Teilhard’s writings have also been tainted by echoes of the racist eugenics popular in the 1920s. He contended, for example, that “not all ethnic groups have the same value.”
But his purely philosophical arguments about technology have regained currency among Catholic thinkers this century, and reading Teilhard can be a wild ride. Christian thinkers conventionally say, as St. John Paul II did, that every technological conception should advance the natural development of the human person. Teilhard went farther. He reasoned that technology, including artificial intelligence, could link all of humanity, bringing us to a point of ultimate spiritual unity through knowledge and love. He termed the moment of global spiritual coming-together the Omega Point. And it was not the kind of consumer conformism that tech executives dream about.
“Now you have machines that are autonomous, too, so what makes us special as humans?”
“This state is obtained not by identification (God becoming all) but by the differentiating and communicating action of love (God all in everyone). And that is essentially orthodox and Christian,” Teilhard wrote.
This idealism is similar to that of Tim Berners-Lee, one of the scientists who wrote the software that created the internet. The purpose of the web was to serve humanity, he said in a recent interview with Vanity Fair. But centralized and corporate control, he said, has “ended up producing—with no deliberate action of the people who designed the platform—a large-scale emergent phenomenon which is anti-human.” He and others now say the accumulation and selling of personal data dehumanizes and commodifies people, instead of enhancing their humanity.
Interestingly, the A.I. debate provokes theological questioning by people who usually do not talk all that much about God.
Juan Ortiz Freuler, a policy fellow at the Washington-based World Wide Web Foundation, which Mr.

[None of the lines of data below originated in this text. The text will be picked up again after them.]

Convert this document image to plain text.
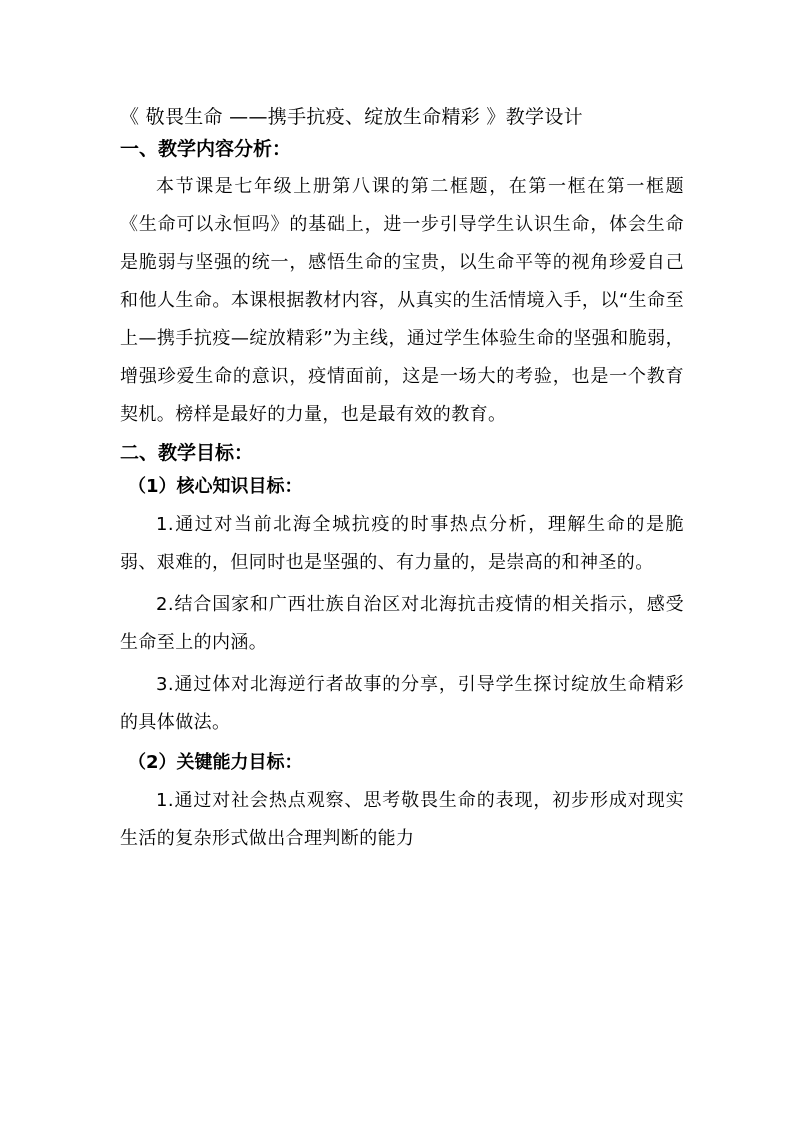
《 敬畏生命 ——携手抗疫、绽放生命精彩 》教学设计
一、教学内容分析：

本节课是七年级上册第八课的第二框题，在第一框在第一框题《生命可以永恒吗》的基础上，进一步引导学生认识生命，体会生命是脆弱与坚强的统一，感悟生命的宝贵，以生命平等的视角珍爱自己和他人生命。本课根据教材内容，从真实的生活情境入手，以“生命至上—携手抗疫—绽放精彩”为主线，通过学生体验生命的坚强和脆弱，增强珍爱生命的意识，疫情面前，这是一场大的考验，也是一个教育契机。榜样是最好的力量，也是最有效的教育。

二、教学目标：
（1）核心知识目标：

1.通过对当前北海全城抗疫的时事热点分析，理解生命的是脆弱、艰难的，但同时也是坚强的、有力量的，是崇高的和神圣的。

2.结合国家和广西壮族自治区对北海抗击疫情的相关指示，感受生命至上的内涵。

3.通过体对北海逆行者故事的分享，引导学生探讨绽放生命精彩的具体做法。

（2）关键能力目标：

1.通过对社会热点观察、思考敬畏生命的表现，初步形成对现实生活的复杂形式做出合理判断的能力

Berners-Lee started to protect human rights, says he hears people in the tech industry “argue that a system so complex we can’t understand it is like a god.” But it is not a god, says Mr. Freuler. “It’s a company wearing the mask of a god. And we don’t always know what their values are.”
You do not have to worship technology as a god to realize that our choices, and lives, are increasingly influenced by decision-making software. But as every A.I. ethicist I talked to told me, we should not be confused about who is responsible for making the important decisions.
“We still have our freedom,” says Sister Delio. “We can still make choices.”